Which drugs commonly cause neutropenia?
Drugs typically cause neutropenia within the first three months of starting. The most common drugs that cause neutropenia are:
- Antibiotics: Macrolides, cephalosporins, co-trimoxazole, chloramphenicol, amoxicillin, co-amoxiclav
- Anticonvulsants: Carbamazepine, phenytoin, sodium valproate
- Anti-inflammatory drugs: NSAIDs, Sulfasalazine, methotrexate, colchicine
- Antipsychotics: Clozapine, tricyclic antidepressants
- Antihypertensives: ACE inhibitors, furosemide, bendroflumethiazide, spironolocatone
- Others: antithyroid drugs, allopurinol, tamoxifen, chlorpropamide
Which infections cause neutropenia?
- Bacterial, viral or fungal infections can all cause neutropenia. If you see a patient with an infection and low neutrophils, repeat the bloods 4-6 weeks after the infection has resolved.
- It is important not to miss HIV or chronic hepatitis
What other investigations should I do?
- Check: HIV, hepatitis B and C serology, an autoimmune screen and B12/folate
- Request a blood film
When should patients be referred to Haematology?

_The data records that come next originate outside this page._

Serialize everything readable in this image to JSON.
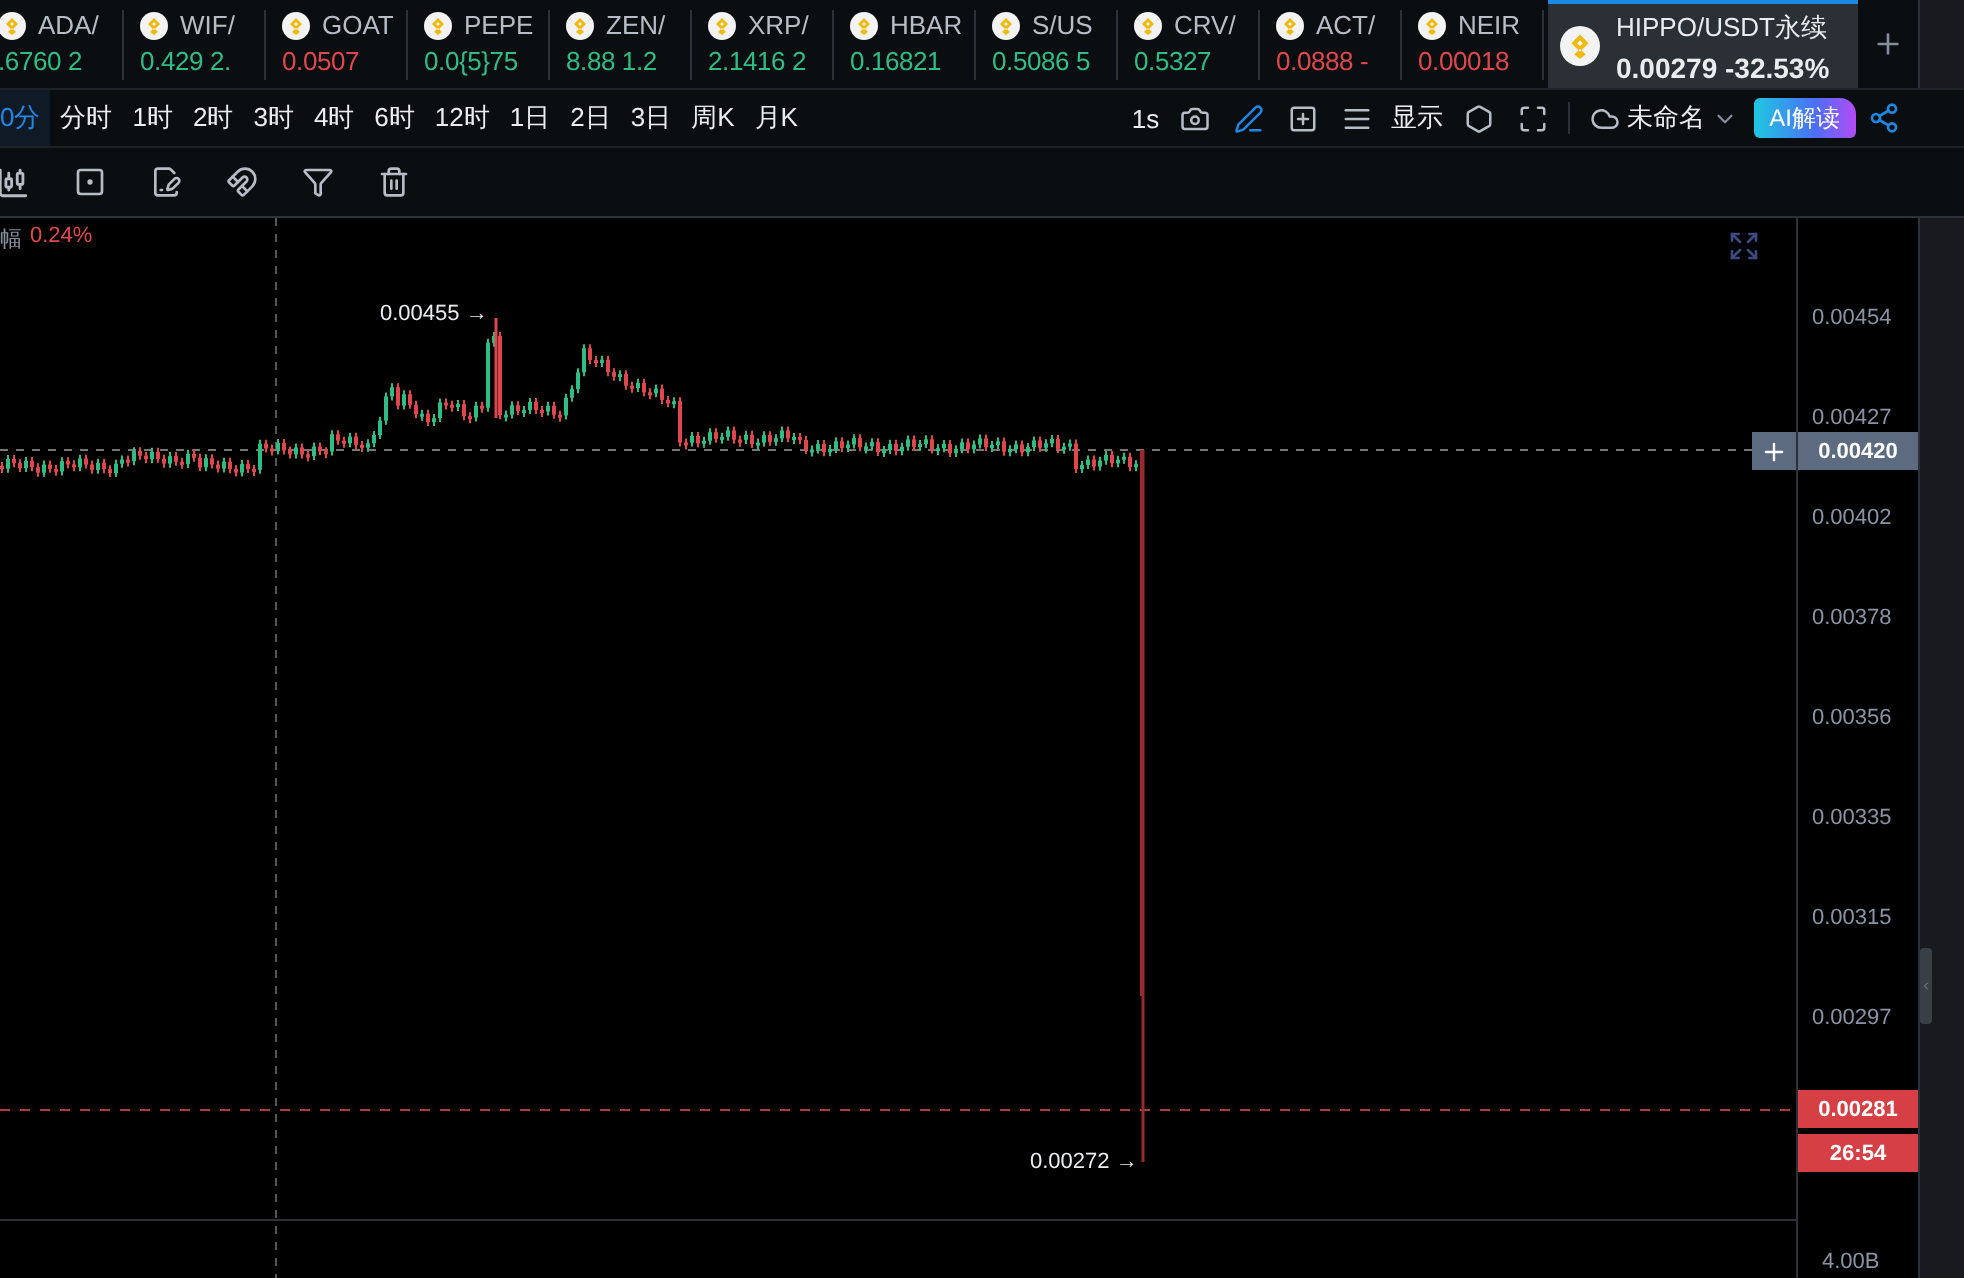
{
  "tickers": [
    {
      "symbol": "ADA/",
      "price": ".6760",
      "change": "2",
      "color": "#2ebd85"
    },
    {
      "symbol": "WIF/",
      "price": "0.429",
      "change": "2.",
      "color": "#2ebd85"
    },
    {
      "symbol": "GOAT",
      "price": "0.0507",
      "color": "#e0474c"
    },
    {
      "symbol": "PEPE",
      "price": "0.0{5}75",
      "color": "#2ebd85"
    },
    {
      "symbol": "ZEN/",
      "price": "8.88",
      "change": "1.2",
      "color": "#2ebd85"
    },
    {
      "symbol": "XRP/",
      "price": "2.1416",
      "change": "2",
      "color": "#2ebd85"
    },
    {
      "symbol": "HBAR",
      "price": "0.16821",
      "color": "#2ebd85"
    },
    {
      "symbol": "S/US",
      "price": "0.5086",
      "change": "5",
      "color": "#2ebd85"
    },
    {
      "symbol": "CRV/",
      "price": "0.5327",
      "color": "#2ebd85"
    },
    {
      "symbol": "ACT/",
      "price": "0.0888",
      "change": "-",
      "color": "#e0474c"
    },
    {
      "symbol": "NEIR",
      "price": "0.00018",
      "color": "#e0474c"
    }
  ],
  "active_ticker": {
    "symbol": "HIPPO/USDT永续",
    "price": "0.00279",
    "change": "-32.53%"
  },
  "timeframes": [
    {
      "label": "0分",
      "selected": true
    },
    {
      "label": "分时",
      "selected": false
    },
    {
      "label": "1时",
      "selected": false
    },
    {
      "label": "2时",
      "selected": false
    },
    {
      "label": "3时",
      "selected": false
    },
    {
      "label": "4时",
      "selected": false
    },
    {
      "label": "6时",
      "selected": false
    },
    {
      "label": "12时",
      "selected": false
    },
    {
      "label": "1日",
      "selected": false
    },
    {
      "label": "2日",
      "selected": false
    },
    {
      "label": "3日",
      "selected": false
    },
    {
      "label": "周K",
      "selected": false
    },
    {
      "label": "月K",
      "selected": false
    }
  ],
  "chart_toolbar": {
    "interval": "1s",
    "display_label": "显示",
    "layout_name": "未命名",
    "ai_button": "AI解读"
  },
  "chart": {
    "legend_label": "幅",
    "legend_value": "0.24%",
    "high_label": "0.00455 →",
    "low_label": "0.00272 →",
    "price_axis": [
      "0.00454",
      "0.00427",
      "0.00402",
      "0.00378",
      "0.00356",
      "0.00335",
      "0.00315",
      "0.00297"
    ],
    "crosshair_price": "0.00420",
    "last_price": "0.00281",
    "countdown": "26:54",
    "volume_axis": "4.00B"
  }
}
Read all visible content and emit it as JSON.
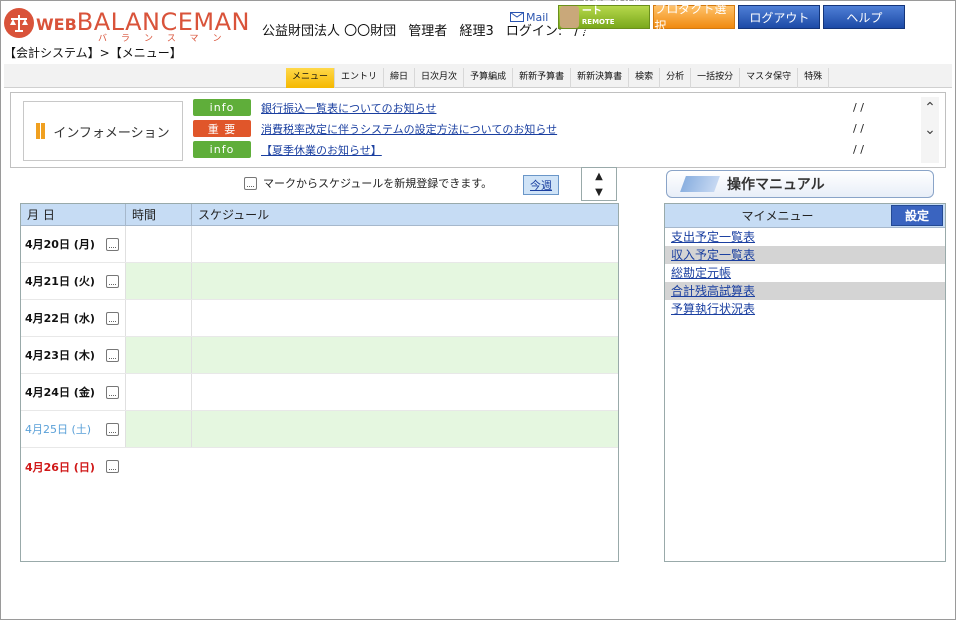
{
  "header": {
    "logo_prefix": "WEB",
    "logo_name": "BALANCEMAN",
    "logo_kana": "バランスマン",
    "org": "公益財団法人 〇〇財団",
    "role": "管理者",
    "user": "経理3",
    "login_label": "ログイン:",
    "login_value": "/ /",
    "breadcrumb": "【会計システム】>【メニュー】"
  },
  "top_buttons": {
    "mail": "Mail",
    "remote_line1": "リモートサポート",
    "remote_line2": "REMOTE SUPPORT",
    "product": "プロダクト選択",
    "logout": "ログアウト",
    "help": "ヘルプ"
  },
  "nav": {
    "items": [
      "メニュー",
      "エントリ",
      "締日",
      "日次月次",
      "予算編成",
      "新新予算書",
      "新新決算書",
      "検索",
      "分析",
      "一括按分",
      "マスタ保守",
      "特殊"
    ]
  },
  "info": {
    "title": "インフォメーション",
    "items": [
      {
        "badge": "info",
        "text": "銀行振込一覧表についてのお知らせ",
        "date": "/ /"
      },
      {
        "badge": "重 要",
        "text": "消費税率改定に伴うシステムの設定方法についてのお知らせ",
        "date": "/ /"
      },
      {
        "badge": "info",
        "text": "【夏季休業のお知らせ】",
        "date": "/ /"
      }
    ]
  },
  "schedule": {
    "hint": "マークからスケジュールを新規登録できます。",
    "today": "今週",
    "col_date": "月 日",
    "col_time": "時間",
    "col_sched": "スケジュール",
    "rows": [
      {
        "date": "4月20日 (月)"
      },
      {
        "date": "4月21日 (火)"
      },
      {
        "date": "4月22日 (水)"
      },
      {
        "date": "4月23日 (木)"
      },
      {
        "date": "4月24日 (金)"
      },
      {
        "date": "4月25日 (土)"
      },
      {
        "date": "4月26日 (日)"
      }
    ]
  },
  "manual": {
    "label": "操作マニュアル"
  },
  "mymenu": {
    "title": "マイメニュー",
    "settings": "設定",
    "items": [
      "支出予定一覧表",
      "収入予定一覧表",
      "総勘定元帳",
      "合計残高試算表",
      "予算執行状況表"
    ]
  },
  "colors": {
    "brand": "#d9533a",
    "nav_active": "#f5b800",
    "header_blue": "#c6dcf4",
    "weekday_green_row": "#e5f7e0",
    "saturday": "#5aa0d8",
    "sunday": "#d01818"
  }
}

- Patients with fever and with neutrophils <1.0 x 109/L should attend hospital as an emergency
- If the neutrophils are <0.5 x 109/L (refer urgently to haemato-oncology via 2ww)
- If there is an associated anaemia or thrombocytopenia, or abnormalities seen on the blood film
- Presence of splenomegaly
- Recurrent infections or mouth ulcers that are thought be due to neutropenia
- If the neutropenia is persistent (2 episodes at least 4-6 weeks apart) and the above causes have been excluded
- Haematology will make a clinic plan which may include regular outpatient review to monitor for development of a serious blood condition or discharge with reassurance and explicit criteria for re-referral
- Haddy T, Rana S, Castro O. Benign ethnic neutropenia: what is a normal absolute neutrophil count? J Lab Clin Med. 1999 Jan;133(1):15-22.
- Littlewood T. Neutropenia in primary care BMJ 2014; 349
Most eosinophilias are reactive in nature and should be investigated for a secondary cause such as infections (especially parasites), allergy/hypersensitivity disease, medications, connective tissue disease, pulmonary disease, cardiac disease, dermatological disorders, malignancy, gastrointestinal disease and adrenal insufficiency. Primary eosinophilia accounts for about 2% cases and includes myeloproliferative neoplasms, chronic myeloid leukaemia, acute or chronic eosinophilic leukaemia and systemic mastocytosis.
An eosinophil count of more than 0.4 X 109/L is abnormal, however, a persistent count of more than 1.5 X 109/L (moderate eosinophilia) is widely regarded as appropriate for further investigation. Severe eosinophilia is a count of more than 5 X 109/L.
When to refer
- Secondary eosinophilia is more common than primary eosinophilia
- A repeat full blood count should always be performed after discovering an incidental eosinophilia, as well as biochemistry, liver function tests, inflammatory markers and autoimmune profile. Stool microscopy should be performed and consideration given to parasite serology.
- Haematology referral should be considered for persistent eosinophilia of more than 1.5 for more than six months, end-organ damage not attributable to another cause or a count more than 5 X 109/L.
An absolute monocytosis is defined as a count more than 1 X 109/L. A reactive monocytosis can be seen with chronic infections, inflammatory conditions, splenectomy and malignancy (e.g. carcinoma, myeloma and lymphoma). A persistent monocytosis in the absence of any obvious cause should prompt referral to haematology as this may represent a myeloproliferative process such as Chronic Myelomonocytic Leukaemia or Chronic Myeloid Leukaemia.